Lane closures on the 401 slow down the already dawdling pace of the commute between Toronto and Waterloo Region, Canada’s top tech corridor.

Similarly, barriers exist between designers and developers in both places, which limits creativity and wastes time.

The minds behind Method Jam want to design a better way for creative teams in the two tech communities to collaborate.

Method Jam, a gathering that makes its debut in Toronto tonight, started out of just such a collaboration between Toronto-based creative firms Heist and GRAND, and Waterloo-based Boltmade.

“It’s all about building great things together,” says Ben Morris, VP of Engineering at Boltmade, who’s leading the discussion on ‘Exposing companies to the lean process.’

“Heist came to us a little while ago with the idea to connect Toronto and Waterloo with a series of events,” Morris says. “We loved the idea and Method Jam was born.”

No stranger to complex problems, Boltmade is more than a one-size-fits-all software solution factory, but rather, it looks for the best answer to fit a client’s particular needs.

Usually, the ideas that stick are formed organically.

The aim of Method Jam is to explore the process for designers, developers and project managers, and find opportunities to create better customer experiences.
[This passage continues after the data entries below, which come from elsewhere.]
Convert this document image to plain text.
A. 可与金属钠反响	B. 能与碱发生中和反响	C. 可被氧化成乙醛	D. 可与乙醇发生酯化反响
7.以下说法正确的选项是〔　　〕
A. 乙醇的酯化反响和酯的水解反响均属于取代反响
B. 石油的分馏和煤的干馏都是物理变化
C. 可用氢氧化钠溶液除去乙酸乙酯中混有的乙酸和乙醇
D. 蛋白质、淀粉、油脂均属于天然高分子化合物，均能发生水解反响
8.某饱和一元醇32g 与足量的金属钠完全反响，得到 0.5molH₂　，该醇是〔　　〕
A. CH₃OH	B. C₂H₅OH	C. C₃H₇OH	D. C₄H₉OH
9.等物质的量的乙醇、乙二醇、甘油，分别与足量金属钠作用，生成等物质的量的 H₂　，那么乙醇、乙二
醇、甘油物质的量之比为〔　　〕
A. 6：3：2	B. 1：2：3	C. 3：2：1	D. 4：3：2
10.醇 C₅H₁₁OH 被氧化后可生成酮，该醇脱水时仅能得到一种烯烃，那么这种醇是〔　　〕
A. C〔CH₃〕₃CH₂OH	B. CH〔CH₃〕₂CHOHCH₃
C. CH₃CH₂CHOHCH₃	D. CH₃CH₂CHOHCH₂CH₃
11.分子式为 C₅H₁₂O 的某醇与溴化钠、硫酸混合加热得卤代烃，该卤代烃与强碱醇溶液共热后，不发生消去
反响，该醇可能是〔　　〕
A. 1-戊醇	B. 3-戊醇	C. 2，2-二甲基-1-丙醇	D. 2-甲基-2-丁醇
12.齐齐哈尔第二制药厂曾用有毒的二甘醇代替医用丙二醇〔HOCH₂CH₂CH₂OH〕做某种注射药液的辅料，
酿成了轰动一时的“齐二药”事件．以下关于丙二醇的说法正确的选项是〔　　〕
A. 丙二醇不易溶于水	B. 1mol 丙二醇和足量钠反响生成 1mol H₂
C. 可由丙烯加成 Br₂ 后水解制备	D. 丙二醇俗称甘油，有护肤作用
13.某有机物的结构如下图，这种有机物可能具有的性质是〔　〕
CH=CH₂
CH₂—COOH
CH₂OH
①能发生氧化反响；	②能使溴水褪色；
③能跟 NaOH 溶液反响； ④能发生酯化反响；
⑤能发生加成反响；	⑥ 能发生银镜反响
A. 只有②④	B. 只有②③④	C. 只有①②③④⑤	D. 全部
Tonight’s kickoff event at Heist’s office is a trial run, but Morris is hopeful based on early results. “It sold out in under a week and it’s looking like it’s going to be a great event,” he says.

Future dates and locations have yet to be decided, but the intention is to alternate them between the two regions.

Closing the day-to-day gaps among the teams driving innovation is just one goal behind Method Jam, whose creators have a bigger gap they want to close.

“There are a lot of great things going on in both Toronto and Waterloo but we feel like there isn’t as strong a connection between the communities as there could be,” Morris says. “Especially when you consider how close we are geographically.”

Events that connect the two ecosystems are just one among many steps in building an innovation supercluster.

“Improving transit between the communities would be a big help. It can take a couple of hours to drive,” Morris says. “The GO trains were a good start, but we need all-day service to be really viable.”